Modern biology runs on data, and “bioinformatics” has become an unavoidable skill for most life scientists. The good news: you can do meaningful analysis with free, well-documented tools — once you know which ones to start with.
The core skills
- Command line basics: Linux/Mac terminal, navigating directories, file manipulation, piping
- Programming: Python or R for data analysis. Both are essential at intermediate level
- Version control: Git and GitHub for tracking your code
- Workflow management: Snakemake or Nextflow for reproducible pipelines
- Data visualization: ggplot2 (R), seaborn or matplotlib (Python)
Sequence analysis
Alignment
- BLAST: Quick sequence similarity search against databases
- BWA / Bowtie 2: Read alignment to reference genomes
- STAR / HISAT2: RNA-seq read alignment with splice-awareness
- Minimap2: Long-read alignment (PacBio, ONT)
Variant calling
- GATK: Germline and somatic variant calling — the standard
- DeepVariant: Deep learning–based variant caller
- Strelka2: Fast germline and somatic calling
- VEP, ANNOVAR, snpEff: Variant annotation
RNA-seq analysis
- Salmon / kallisto: Pseudo-alignment for fast transcript quantification
- featureCounts / HTSeq: Count reads per gene
- DESeq2 / edgeR (R/Bioconductor): Differential expression analysis
- GSEA / clusterProfiler: Pathway analysis
Single-cell analysis
- Cell Ranger: 10x Genomics processing pipeline
- Seurat (R): Most widely used scRNA-seq analysis
- Scanpy (Python): Python-based equivalent, scales to very large datasets
- Harmony / scVI: Batch correction and integration
Visualization
- IGV: Genome browser for inspecting alignments and variants
- UCSC Genome Browser: Web-based genome browser with rich annotation
- Cytoscape: Network visualization for interactions, pathways
- ggplot2 / matplotlib / seaborn: Programmatic plot creation
- EnhancedVolcano, ComplexHeatmap: Specialized R packages for common figures
Public databases
| Database | Use |
|---|---|
| NCBI | Sequences, genes, literature |
| Ensembl | Genome annotation |
| UniProt | Protein sequences and annotation |
| GTEx | Tissue gene expression |
| TCGA | Cancer genomics |
| GEO / SRA | Public sequencing data |
| ChEMBL / DrugBank | Bioactive compounds |
| STRING | Protein-protein interactions |
| KEGG / Reactome | Pathways |
Recommended learning path
- Learn command-line basics (an afternoon with a Linux primer)

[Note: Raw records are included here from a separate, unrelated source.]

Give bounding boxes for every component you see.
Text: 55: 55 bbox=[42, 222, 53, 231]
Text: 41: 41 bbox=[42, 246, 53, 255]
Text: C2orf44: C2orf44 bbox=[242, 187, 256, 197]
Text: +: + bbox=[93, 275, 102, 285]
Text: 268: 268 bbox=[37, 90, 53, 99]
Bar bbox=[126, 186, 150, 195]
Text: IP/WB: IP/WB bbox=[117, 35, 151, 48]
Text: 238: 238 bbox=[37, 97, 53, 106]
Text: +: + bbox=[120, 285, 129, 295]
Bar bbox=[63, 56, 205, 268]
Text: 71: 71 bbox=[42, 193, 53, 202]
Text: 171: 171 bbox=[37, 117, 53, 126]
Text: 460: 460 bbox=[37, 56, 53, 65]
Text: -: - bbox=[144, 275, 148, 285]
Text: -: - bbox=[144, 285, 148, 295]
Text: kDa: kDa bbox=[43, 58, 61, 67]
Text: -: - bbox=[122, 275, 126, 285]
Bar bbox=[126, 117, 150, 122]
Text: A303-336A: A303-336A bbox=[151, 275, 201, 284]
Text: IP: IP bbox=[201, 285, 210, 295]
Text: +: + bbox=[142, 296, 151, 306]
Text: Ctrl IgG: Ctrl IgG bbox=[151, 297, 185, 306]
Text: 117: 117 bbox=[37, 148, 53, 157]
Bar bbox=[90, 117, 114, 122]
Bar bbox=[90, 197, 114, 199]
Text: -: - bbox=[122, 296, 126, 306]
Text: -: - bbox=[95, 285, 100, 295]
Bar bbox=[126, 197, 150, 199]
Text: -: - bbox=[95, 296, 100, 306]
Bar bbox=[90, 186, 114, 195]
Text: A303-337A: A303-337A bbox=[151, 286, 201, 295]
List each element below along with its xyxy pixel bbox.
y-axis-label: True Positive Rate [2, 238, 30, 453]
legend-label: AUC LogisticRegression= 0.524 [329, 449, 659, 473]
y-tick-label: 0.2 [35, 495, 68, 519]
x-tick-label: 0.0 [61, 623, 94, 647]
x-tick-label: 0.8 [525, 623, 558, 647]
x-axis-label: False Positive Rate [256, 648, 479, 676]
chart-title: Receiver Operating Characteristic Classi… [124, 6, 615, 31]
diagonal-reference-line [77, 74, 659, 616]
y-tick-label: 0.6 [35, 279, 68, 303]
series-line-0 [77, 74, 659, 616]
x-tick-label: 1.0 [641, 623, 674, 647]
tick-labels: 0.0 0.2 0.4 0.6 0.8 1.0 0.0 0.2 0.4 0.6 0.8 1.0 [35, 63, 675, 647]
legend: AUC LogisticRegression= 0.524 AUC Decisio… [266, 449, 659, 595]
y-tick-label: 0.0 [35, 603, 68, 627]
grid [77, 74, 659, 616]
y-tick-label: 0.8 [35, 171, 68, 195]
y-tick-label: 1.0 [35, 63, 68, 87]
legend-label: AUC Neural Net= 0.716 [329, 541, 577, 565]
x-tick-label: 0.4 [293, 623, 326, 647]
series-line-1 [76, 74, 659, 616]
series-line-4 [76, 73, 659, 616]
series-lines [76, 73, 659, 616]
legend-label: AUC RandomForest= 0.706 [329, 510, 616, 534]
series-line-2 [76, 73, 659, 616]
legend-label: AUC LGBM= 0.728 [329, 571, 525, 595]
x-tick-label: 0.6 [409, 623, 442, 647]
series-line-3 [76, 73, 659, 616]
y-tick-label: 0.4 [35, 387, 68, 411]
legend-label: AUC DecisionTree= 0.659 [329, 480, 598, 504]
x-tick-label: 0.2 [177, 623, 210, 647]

- Pick R or Python — most biology-focused beginners start with R via Posit (RStudio)
- Work through one Bioconductor or Scanpy tutorial end-to-end on real data
- Learn Git for code version control
- Take on a small project: replicate the analysis from a published paper using public data
- Move toward workflow management once you’re managing several pipelines
Free learning resources
- Bioinformatics specializations on Coursera: Johns Hopkins Genomic Data Science series
- Harvard Chan Bioinformatics Core training
- Bioconductor course materials
- Single-Cell Best Practices online book
- Software Carpentry / Data Carpentry workshops
- Galaxy: Web-based bioinformatics for those who don’t want to use the command line
Common beginner pitfalls
- Trying to learn everything before doing anything — start with a real project
- Underestimating the importance of QC at every step
- Running tools blind without understanding their assumptions
- Not version-controlling code from day one
- Hardcoding paths and parameters instead of using configuration
The bioinformatics learning curve is real, but it flattens quickly once you’ve built a working pipeline end-to-end on real data. Pick a project, pick a starter stack, and learn by doing.